Joe Norton, a life-long Baton Rouge resident, volunteered his nights and weekends to help the Red Cross manage several shelters in his home state since the historic flooding began. He even spent some of his time working in the same shelter he worked at 11 years ago, when Hurricane Katrina devastated New Orleans and the Mississippi Gulf Coast in 2005. 

Fast forward to August 2016 in Southern Louisiana. According to meteorologists, nearly seven trillion gallons of water deluged the state. Despite being flooded himself, Norton did not hesitate to volunteer to help. When asked why he spent his days since the historic flood at a number of Red Cross shelters, Norton said, “Because there are people in greater need than me.” He shared that it’s been a bit Déjà vu, as well as bittersweet seeing clients coming into the shelter that he helped 11 years ago. 

About eight years ago, Norton came to a point in his Red Cross volunteer career where he wanted to make a significantly greater difference.
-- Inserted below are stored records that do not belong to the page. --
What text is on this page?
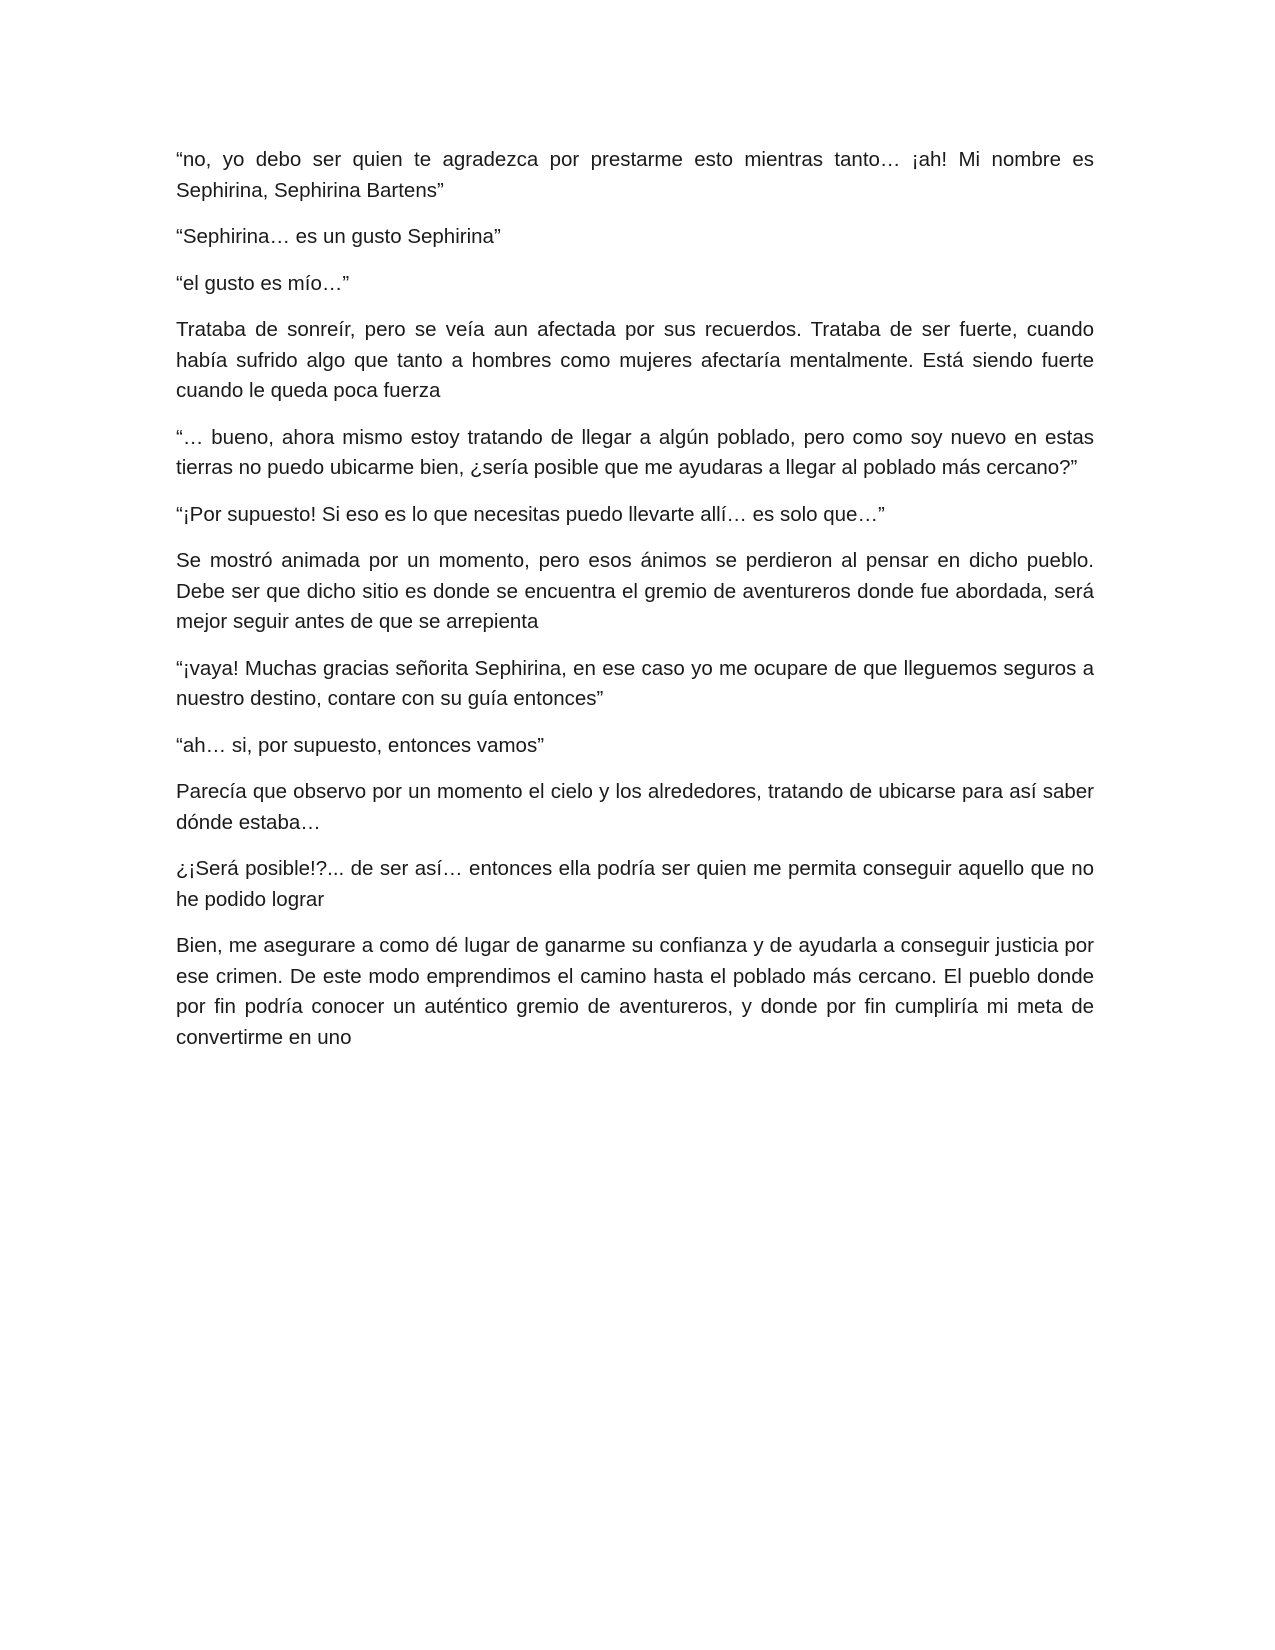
“no, yo debo ser quien te agradezca por prestarme esto mientras tanto… ¡ah! Mi nombre es Sephirina, Sephirina Bartens”

“Sephirina… es un gusto Sephirina”

“el gusto es mío…”

Trataba de sonreír, pero se veía aun afectada por sus recuerdos. Trataba de ser fuerte, cuando había sufrido algo que tanto a hombres como mujeres afectaría mentalmente. Está siendo fuerte cuando le queda poca fuerza

“… bueno, ahora mismo estoy tratando de llegar a algún poblado, pero como soy nuevo en estas tierras no puedo ubicarme bien, ¿sería posible que me ayudaras a llegar al poblado más cercano?”

“¡Por supuesto! Si eso es lo que necesitas puedo llevarte allí… es solo que…”

Se mostró animada por un momento, pero esos ánimos se perdieron al pensar en dicho pueblo. Debe ser que dicho sitio es donde se encuentra el gremio de aventureros donde fue abordada, será mejor seguir antes de que se arrepienta

“¡vaya! Muchas gracias señorita Sephirina, en ese caso yo me ocupare de que lleguemos seguros a nuestro destino, contare con su guía entonces”

“ah… si, por supuesto, entonces vamos”

Parecía que observo por un momento el cielo y los alrededores, tratando de ubicarse para así saber dónde estaba…

¿¡Será posible!?... de ser así… entonces ella podría ser quien me permita conseguir aquello que no he podido lograr

Bien, me asegurare a como dé lugar de ganarme su confianza y de ayudarla a conseguir justicia por ese crimen. De este modo emprendimos el camino hasta el poblado más cercano. El pueblo donde por fin podría conocer un auténtico gremio de aventureros, y donde por fin cumpliría mi meta de convertirme en uno
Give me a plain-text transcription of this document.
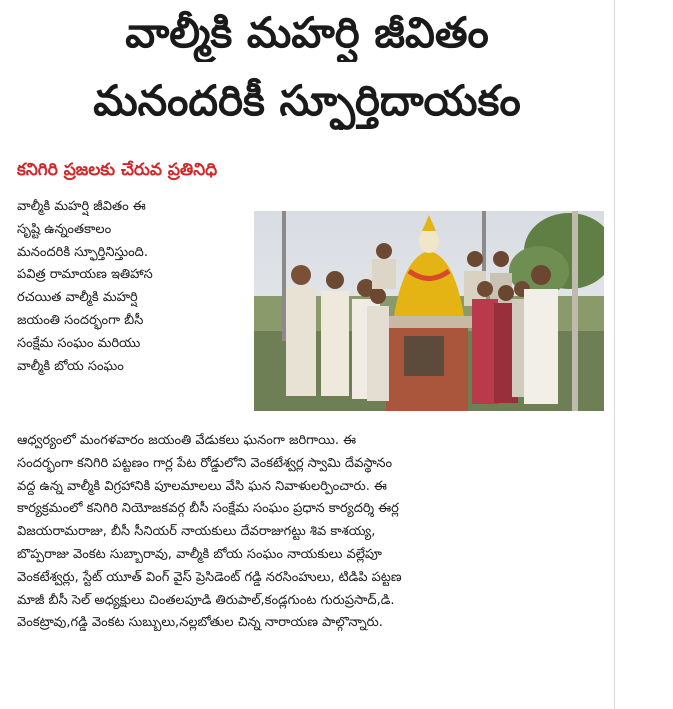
వాల్మీకి మహర్షి జీవితం
మనందరికీ స్ఫూర్తిదాయకం
కనిగిరి ప్రజలకు చేరువ ప్రతినిధి
వాల్మీకి మహర్షి జీవితం ఈ
సృష్టి ఉన్నంతకాలం
మనందరికి స్ఫూర్తినిస్తుంది.
పవిత్ర రామాయణ ఇతిహాస
రచయిత వాల్మీకి మహర్షి
జయంతి సందర్భంగా బీసీ
సంక్షేమ సంఘం మరియు
వాల్మీకి బోయ సంఘం
ఆధ్వర్యంలో మంగళవారం జయంతి వేడుకలు ఘనంగా జరిగాయి. ఈ
సందర్భంగా కనిగిరి పట్టణం గార్ల పేట రోడ్డులోని వెంకటేశ్వర్ల స్వామి దేవస్థానం
వద్ద ఉన్న వాల్మీకి విగ్రహానికి పూలమాలలు వేసి ఘన నివాళులర్పించారు. ఈ
కార్యక్రమంలో కనిగిరి నియోజకవర్గ బీసీ సంక్షేమ సంఘం ప్రధాన కార్యదర్శి ఈర్ల
విజయరామరాజు, బీసీ సీనియర్ నాయకులు దేవరాజుగట్టు శివ కాశయ్య,
బొప్పరాజు వెంకట సుబ్బారావు, వాల్మీకి బోయ సంఘం నాయకులు వల్లేపూ
వెంకటేశ్వర్లు, స్టేట్ యూత్ వింగ్ వైస్ ప్రెసిడెంట్ గడ్డి నరసింహులు, టిడిపి పట్టణ
మాజీ బీసీ సెల్ అధ్యక్షులు చింతలపూడి తిరుపాల్,కండ్లగుంట గురుప్రసాద్,డి.
వెంకట్రావు,గడ్డి వెంకట సుబ్బులు,నల్లబోతుల చిన్న నారాయణ పాల్గొన్నారు.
In 2008, he stepped up to become a shelter manager in the aftermath of Hurricane Gustav.

Come back to today, Norton sits at the customer service desk in various shelters. He makes a point to walk the floor every hour or so to check on the shelter residents and get to know their individual stories. With heartfelt sentiment, he says, “Why would I leave them? They’re my people too.” 

Joe has a few more years until he’s eligible for retirement. He is grateful to his employer—the State of Louisiana—for paying him his full wage and benefits for 15 days a year while serving as a volunteer. 

A gentle giant with a heart just as big, Norton concludes, “The main reason I volunteer with the Red Cross is to help people that have nowhere to go after disaster. While I was fortunate enough not to have to seek Red Cross services, I did apply and received assistance from FEMA to help rebuild my home.” 

Norton plans to volunteer his nights and weekends until the last resident in the shelter departs.